Multiple linear regression and the betas So I have a question about multiple linear regression. 
$$Y^j=\beta_1 X_1^j+\beta_2 X_2^j +\cdots +\beta_p X_p^j + \epsilon \tag{*}$$ 
When I test the significance of the $\beta$ with student or Fisher statistic using for instance EXCEL or R some of the $\beta$ are non significant meaning according to the test some of the betas are equal to zero and some not.
My question is easy: do i have to take out the betas who are equal to zero in the model(*) and i have a new model( or is it the same ??) without the betas equal to zeros ? 
thanks in advance 
i hope everyone understand me !).
 A: That is a model selection question and in general there are many approaches. Asking on  https://stats.stackexchange.com/ will probably give you multiple detailed answers. 
When you do a t-test or an F-test for a single variable, you test whether the coefficient is zero "in the presence of all the other variables". Dropping all the insignificant ones at once changes the model,and there is no clear-cut answer. You can do an F-test for the significance of the resulting model after the reduction (i.e., test if all remaining non-intercept coefficients are zero), and keep the model if you do not reject the null.

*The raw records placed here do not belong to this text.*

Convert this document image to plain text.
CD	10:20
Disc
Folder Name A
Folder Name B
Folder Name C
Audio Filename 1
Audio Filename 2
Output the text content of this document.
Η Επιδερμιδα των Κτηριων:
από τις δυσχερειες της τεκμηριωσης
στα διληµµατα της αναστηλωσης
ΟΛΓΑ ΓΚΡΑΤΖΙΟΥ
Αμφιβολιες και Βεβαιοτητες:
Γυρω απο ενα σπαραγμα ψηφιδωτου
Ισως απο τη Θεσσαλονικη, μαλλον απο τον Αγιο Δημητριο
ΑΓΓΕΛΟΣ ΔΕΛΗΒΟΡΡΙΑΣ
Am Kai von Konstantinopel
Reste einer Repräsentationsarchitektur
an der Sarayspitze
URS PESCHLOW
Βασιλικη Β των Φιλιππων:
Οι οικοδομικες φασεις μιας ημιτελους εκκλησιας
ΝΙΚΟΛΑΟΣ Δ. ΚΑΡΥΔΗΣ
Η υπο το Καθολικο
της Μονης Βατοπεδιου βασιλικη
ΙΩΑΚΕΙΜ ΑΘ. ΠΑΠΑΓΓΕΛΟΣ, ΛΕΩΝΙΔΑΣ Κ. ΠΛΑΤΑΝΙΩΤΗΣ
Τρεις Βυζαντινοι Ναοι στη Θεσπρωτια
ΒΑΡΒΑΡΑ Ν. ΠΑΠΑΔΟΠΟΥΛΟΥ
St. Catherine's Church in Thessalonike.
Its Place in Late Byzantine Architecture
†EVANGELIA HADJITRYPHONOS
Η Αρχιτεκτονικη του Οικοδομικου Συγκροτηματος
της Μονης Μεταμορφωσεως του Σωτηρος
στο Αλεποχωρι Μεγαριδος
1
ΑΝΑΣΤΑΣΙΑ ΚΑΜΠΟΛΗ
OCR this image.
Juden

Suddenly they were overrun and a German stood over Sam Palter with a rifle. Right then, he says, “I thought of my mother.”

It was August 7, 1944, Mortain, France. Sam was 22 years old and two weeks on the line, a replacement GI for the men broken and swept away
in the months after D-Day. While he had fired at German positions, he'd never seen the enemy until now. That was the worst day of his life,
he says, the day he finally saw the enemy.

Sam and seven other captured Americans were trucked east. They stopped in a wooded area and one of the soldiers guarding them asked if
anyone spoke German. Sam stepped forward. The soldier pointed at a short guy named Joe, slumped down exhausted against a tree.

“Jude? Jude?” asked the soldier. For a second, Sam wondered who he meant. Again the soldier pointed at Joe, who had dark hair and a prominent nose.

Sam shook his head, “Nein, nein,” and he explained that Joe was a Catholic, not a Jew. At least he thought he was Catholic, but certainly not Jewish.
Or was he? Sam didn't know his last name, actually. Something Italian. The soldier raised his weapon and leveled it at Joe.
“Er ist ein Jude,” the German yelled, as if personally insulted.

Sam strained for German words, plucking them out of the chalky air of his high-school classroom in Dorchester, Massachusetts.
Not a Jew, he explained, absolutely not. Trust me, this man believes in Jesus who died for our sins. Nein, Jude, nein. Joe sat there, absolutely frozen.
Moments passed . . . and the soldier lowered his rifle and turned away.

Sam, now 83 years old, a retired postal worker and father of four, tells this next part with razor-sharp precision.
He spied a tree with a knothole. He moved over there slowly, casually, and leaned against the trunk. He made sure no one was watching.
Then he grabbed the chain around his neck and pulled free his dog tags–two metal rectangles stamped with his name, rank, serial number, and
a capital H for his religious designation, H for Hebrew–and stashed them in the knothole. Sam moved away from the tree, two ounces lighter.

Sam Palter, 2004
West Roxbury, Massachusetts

There are many other (and better) approaches for model selection, i.e., picking which covariates to include in the model. You can for example, use all-subset regression (\ell_0 penalty) together with any of these measures: AIC, BIC, Mallow's $C_p$, adjusted $R^2$, prediction error sum-of-squares (PRESS). You can also use the Lasso or concave penalties (like the MCP) to avoid going over all subsets.
You can also use step-wise (forward and/or backward) regression which basically uses the t or F test in a sequential manner to include the most significant variables one at a time (or to eliminate the least significant one sequentially.) 
These are not the only approaches!